Thursday, March 8, 2012


One of my most cherished possessions is this simple painting, Three Bush Birds, 2000, by the late Patsy Lulpunda (Anguburra) (Worrora culture) (c. 1898–November 2000), who lived her whole life in the Kimberley region of Western Australia. I bought it from an exhibition of Patsy’s work at the Kintolai Gallery in Hindley Street, Adelaide, in May 2001, when at around the same date my friend Philip Fimmano purchased another bush-bird painting, admittedly the better of the two. He and it are now in Paris. According to the Gallery, it was upon attaining the great age of 100, when shortly afterwards in 1999 she received from The Queen an official letter of congratulations, that the artist was stirred into taking up painting for the first time in her life. Thereafter she produced a body of about fifty paintings before Patsy died soon afterwards in November 2000. Immediately after I bought the picture I wrote to The Queen, explaining this remarkable turn of events, and in due course received a kind acknowledgement from the Hon. Mary Morrison, Lady-in-Waiting, dated Buckingham Palace, May 25, 2001. As far as I can recall, Patsy’s work consists mostly of sprightly bush birds and camp dogs, about which she obviously knew plenty, and in this case I was and remain tickled by the lively interaction of the two on the right: surprised, possibly, quizzical certainly, and I imagine definitely rowdy in the cool of the early evening.

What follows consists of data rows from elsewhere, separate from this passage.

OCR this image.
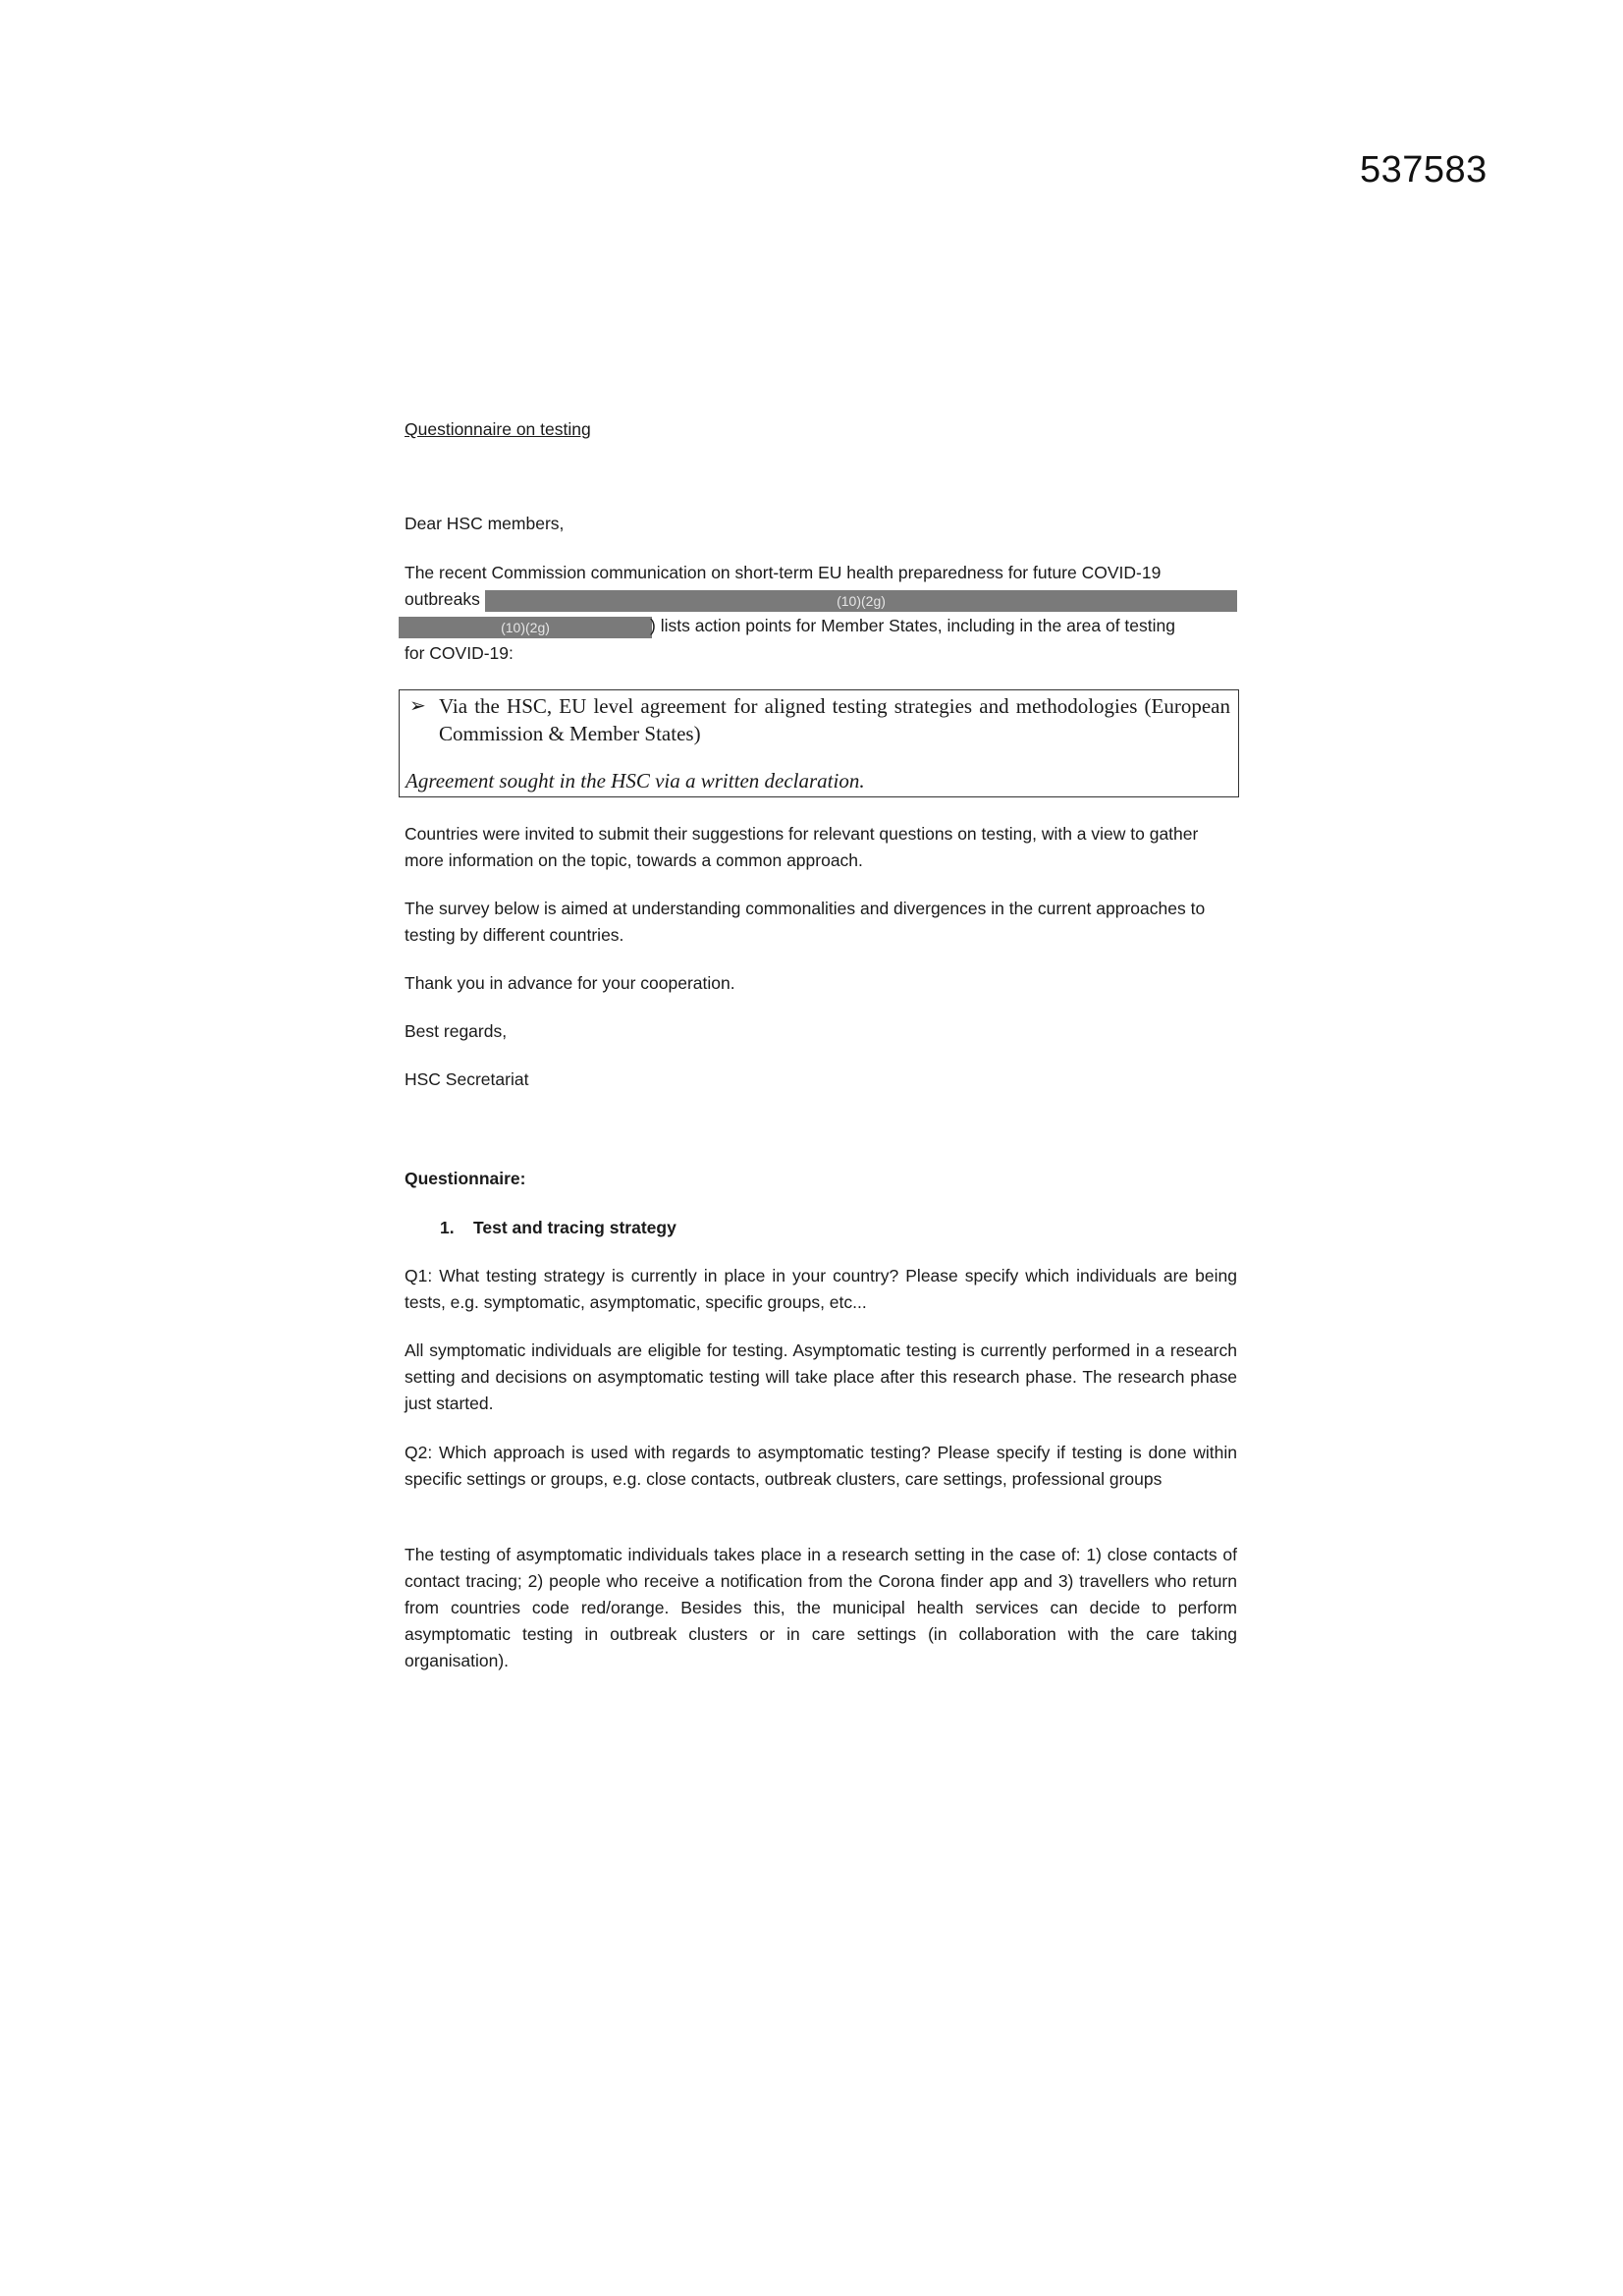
537583

Questionnaire on testing

Dear HSC members,

The recent Commission communication on short-term EU health preparedness for future COVID-19

outbreaks	(10)(2g)
(10)(2g)	) lists action points for Member States, including in the area of testing

for COVID-19:

➢ Via the HSC, EU level agreement for aligned testing strategies and methodologies (European Commission & Member States)
Agreement sought in the HSC via a written declaration.

Countries were invited to submit their suggestions for relevant questions on testing, with a view to gather more information on the topic, towards a common approach.

The survey below is aimed at understanding commonalities and divergences in the current approaches to testing by different countries.

Thank you in advance for your cooperation.

Best regards,

HSC Secretariat

Questionnaire:

1. Test and tracing strategy

Q1: What testing strategy is currently in place in your country? Please specify which individuals are being tests, e.g. symptomatic, asymptomatic, specific groups, etc...

All symptomatic individuals are eligible for testing. Asymptomatic testing is currently performed in a research setting and decisions on asymptomatic testing will take place after this research phase. The research phase just started.

Q2: Which approach is used with regards to asymptomatic testing? Please specify if testing is done within specific settings or groups, e.g. close contacts, outbreak clusters, care settings, professional groups

The testing of asymptomatic individuals takes place in a research setting in the case of: 1) close contacts of contact tracing; 2) people who receive a notification from the Corona finder app and 3) travellers who return from countries code red/orange. Besides this, the municipal health services can decide to perform asymptomatic testing in outbreak clusters or in care settings (in collaboration with the care taking organisation).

A polished draftswoman Patsy was not, but anyone who has encountered these noisy creatures in the Great Outback cannot fail to recognize them here. Patsy painted straight onto unstretched canvases laid flat on the ground, using water-soluble synthetic polymer paint, and I possess a photograph of her painting this one, a satisfactory hedge against any future suggestion that it might be a forgery. May she rest in peace.